3rd year Economics students have not had an easy time of it. They are the first cohort to have had January exams in both their first and second years, with second year January exams going so badly that all 600 Macroeconomics students had their grade bumped up by ten marks. Keep in mind also that they did three exams in less than 48 hours over the January period. The department learned their lesson: January exams needed to be modified. Current second years have Lent term exams weighted at only 25% instead of 50% of their grade, and Econ students in their third year don’t have Lent term exams.
Yet after the disillusion with the Economics department had settled down, and after people had reconciled themselves to their low marks, a friend told me, “Actually, January exams are probably a good thing. Can you imagine if our entire mark was solely dependent on how we did in four exams at the end of the year?”
Imagine that indeed. I can almost see why exam-based assessment is a necessity for more quantitative modules, even though I think assessment should be spread out across the year: perhaps two exams not weighted very heavily at the end of the Michaelmas and Lent terms respectively, to give students December completely off. But as a former GV101 and GV245 student, I have no idea why departments still insist on testing your ability to write an essay under exam conditions. Surely if they want to know how well you can write an essay, the easiest way is to write an essay as part of assessed coursework? Writing four essays in three hours — as poor GV100 students have to do –is not a good way of testing anything apart from how well you have memorised previously created essay plans.
In third year, most Government options are assessed purely based on how effectively you write an essay. One of my most rewarding academic experiences so far has been writing my GV309 summative 3500 word essay on Brexit, carefully evaluating facts and opinions and honestly, learning far more than I would have had I just memorised readings and hastily written a sub-par essay in an exam. The same goes for both my PH230 Einstein for Everyone essays — summative essays allow you to explore your interests in greater depth and engage more with your subject, than if you had maintained a broad focus because you didn’t know would be asked in an exam. I do accept that exams have their role, but why can’t GV100 and GV245 and all the other Government 2nd year modules move towards assessment that is at least 50% essay, 50% exam: where you write one or two essays that are assessed in a year? I know the History department also, bizarrely, maintains 100% exam assessment for many of its modules. It beggars the imagination.
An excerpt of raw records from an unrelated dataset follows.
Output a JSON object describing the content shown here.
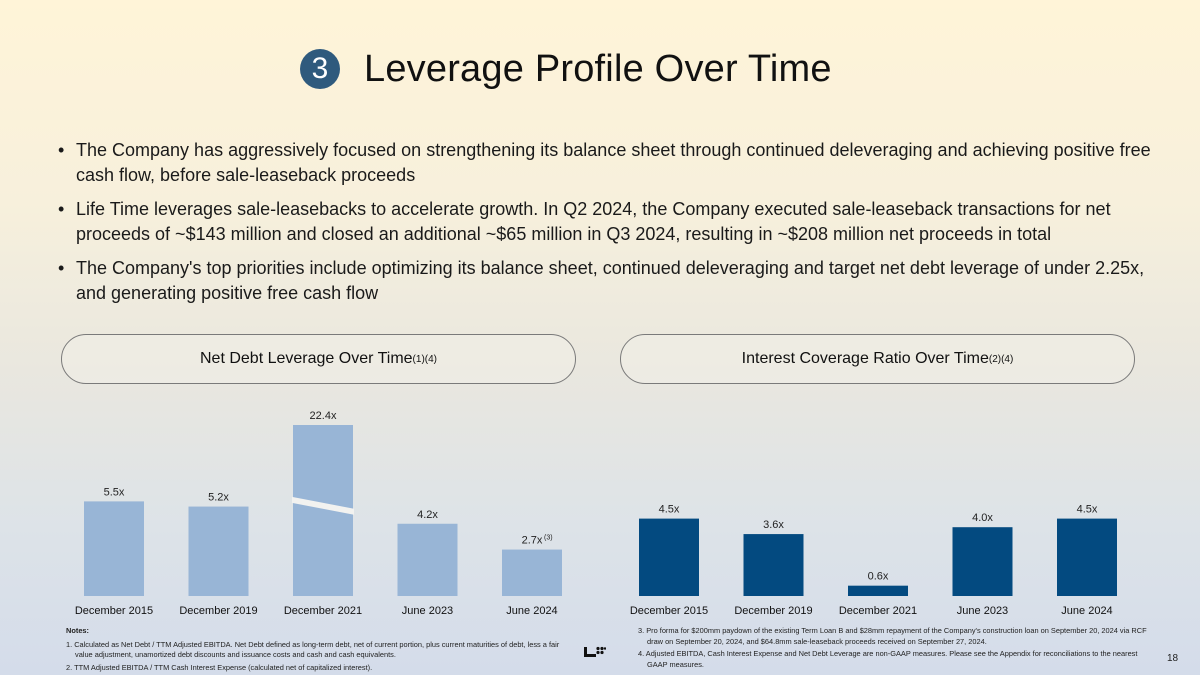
{
  "header": {
    "section_number": "3",
    "title": "Leverage Profile Over Time"
  },
  "bullets": [
    "The Company has aggressively focused on strengthening its balance sheet through continued deleveraging and achieving positive free cash flow, before sale-leaseback proceeds",
    "Life Time leverages sale-leasebacks to accelerate growth. In Q2 2024, the Company executed sale-leaseback transactions for net proceeds of ~$143 million and closed an additional ~$65 million in Q3 2024, resulting in ~$208 million net proceeds in total",
    "The Company's top priorities include optimizing its balance sheet, continued deleveraging and target net debt leverage of under 2.25x, and generating positive free cash flow"
  ],
  "colors": {
    "badge": "#2f5a7d",
    "left_bars": "#98b5d6",
    "right_bars": "#034a80"
  },
  "chart_data": [
    {
      "type": "bar",
      "title": "Net Debt Leverage Over Time",
      "title_superscript": "(1)(4)",
      "categories": [
        "December 2015",
        "December 2019",
        "December 2021",
        "June 2023",
        "June 2024"
      ],
      "values": [
        5.5,
        5.2,
        22.4,
        4.2,
        2.7
      ],
      "data_labels": [
        "5.5x",
        "5.2x",
        "22.4x",
        "4.2x",
        "2.7x"
      ],
      "data_label_footnotes": [
        "",
        "",
        "",
        "",
        "(3)"
      ],
      "broken_axis_category": "December 2021",
      "xlabel": "",
      "ylabel": "",
      "grid": false,
      "legend": "none"
    },
    {
      "type": "bar",
      "title": "Interest Coverage Ratio Over Time",
      "title_superscript": "(2)(4)",
      "categories": [
        "December 2015",
        "December 2019",
        "December 2021",
        "June 2023",
        "June 2024"
      ],
      "values": [
        4.5,
        3.6,
        0.6,
        4.0,
        4.5
      ],
      "data_labels": [
        "4.5x",
        "3.6x",
        "0.6x",
        "4.0x",
        "4.5x"
      ],
      "data_label_footnotes": [
        "",
        "",
        "",
        "",
        ""
      ],
      "xlabel": "",
      "ylabel": "",
      "grid": false,
      "legend": "none"
    }
  ],
  "notes": {
    "heading": "Notes:",
    "items": [
      "1. Calculated as Net Debt / TTM Adjusted EBITDA. Net Debt defined as long-term debt, net of current portion, plus current maturities of debt, less a fair value adjustment, unamortized debt discounts and issuance costs and cash and cash equivalents.",
      "2. TTM Adjusted EBITDA / TTM Cash Interest Expense (calculated net of capitalized interest).",
      "3.  Pro forma for $200mm paydown of the existing Term Loan B and $28mm repayment of the Company's construction loan on September 20, 2024 via RCF draw on September 20, 2024, and $64.8mm sale-leaseback proceeds received on September 27, 2024.",
      "4. Adjusted EBITDA, Cash Interest Expense and Net Debt Leverage are non-GAAP measures. Please see the Appendix for reconciliations to the nearest GAAP measures."
    ]
  },
  "footer": {
    "logo": "life-time-logo",
    "page_number": "18"
  }
}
I am happy to see a push to diversify assessment by Paul Kelly and the Students’ Union, but departments need to be quicker in adopting the trend. What are they trying to achieve in sticking to an antiquated exam-based system that makes very little sense for qualitative subjects? Diversified assessment is the way forward: it is less stressful, more rewarding, and leaves you with a better and deeper understanding of your subject. It’s a shame that not everyone at the LSE has realised this yet.